Saving FSDP model with custom FSDPStrategy results in TypeError: cannot pickle 'module' object

Hello, I am new to the community and have been enjoying PL so far! I am working with FSDP models and I am stumped as to what is going on.

My code looks like this:

from functools import partial
from torch.distributed.fsdp.wrap import size_based_auto_wrap_policy
from lightning.pytorch.strategies import FSDPStrategy

policy = partial(size_based_auto_wrap_policy, min_num_params=1_000_000)
strategy = FSDPStrategy(auto_wrap_policy=policy, state_dict_type="sharded")
trainer = Trainer(accelerator="cuda",devices=2,strategy=strategy)

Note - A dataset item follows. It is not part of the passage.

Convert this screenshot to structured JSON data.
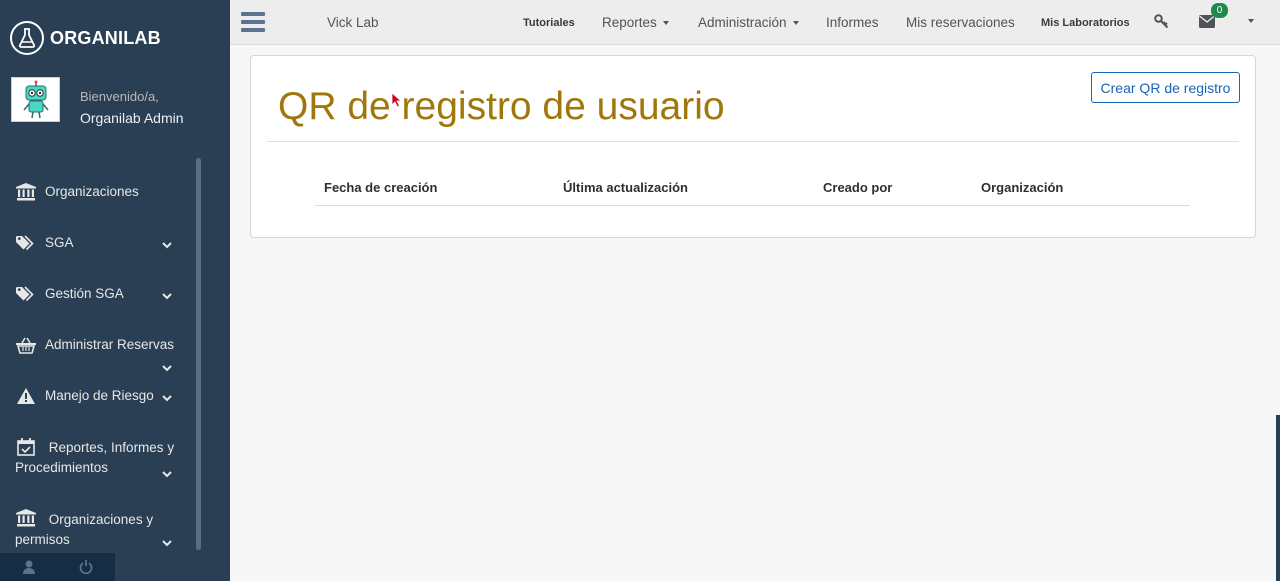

The error message I get when the trainer saves the model during self.strategy.save_checkpoint is:
TypeError: cannot pickle 'module' object

which I am I pretty sure is because my modules gets wrapped like:
net.esm.encoder.layer.5._fsdp_wrapped_module

However, if I just use trainer = Trainer(accelerator="cuda",devices=2,strategy="fsdp") things work fine.

So my question is: 1. am I correct in the root problem of the pickling? and 2. how do I address this? I would like to use my own FSDP wrapping strategies.

Looking into it a bit more, I’ve tried working in fabric, which seems to work just fine

import torch
import lightning as L
from functools import partial
from lightning.fabric.strategies import FSDPStrategy
from torch.distributed.fsdp.wrap import size_based_auto_wrap_policy

policy = partial(size_based_auto_wrap_policy, min_num_params=1_000)
strategy = FSDPStrategy(auto_wrap_policy=policy, state_dict_type="sharded")

fabric = L.Fabric(devices=2, strategy=strategy)
fabric.launch()

model = torch.nn.Linear(100,100)
optimizer = torch.optim.SGD(model.parameters(), lr=0.0001)

model, optimizer = fabric.setup(model, optimizer)

state = {"model": model, "optimizer": optimizer}
fabric.save("saved_model/test.pt", state)

Looking at the code, I’m seeing they use an _unwrap_objects pytorch-lightning/src/lightning/fabric/fabric.py at 6cfc590716cbf52e09033ae11ebee10864ef7589 · Lightning-AI/pytorch-lightning · GitHub call which I don’t see in the lightning strategy code. Perhaps this is the reason for discrepency?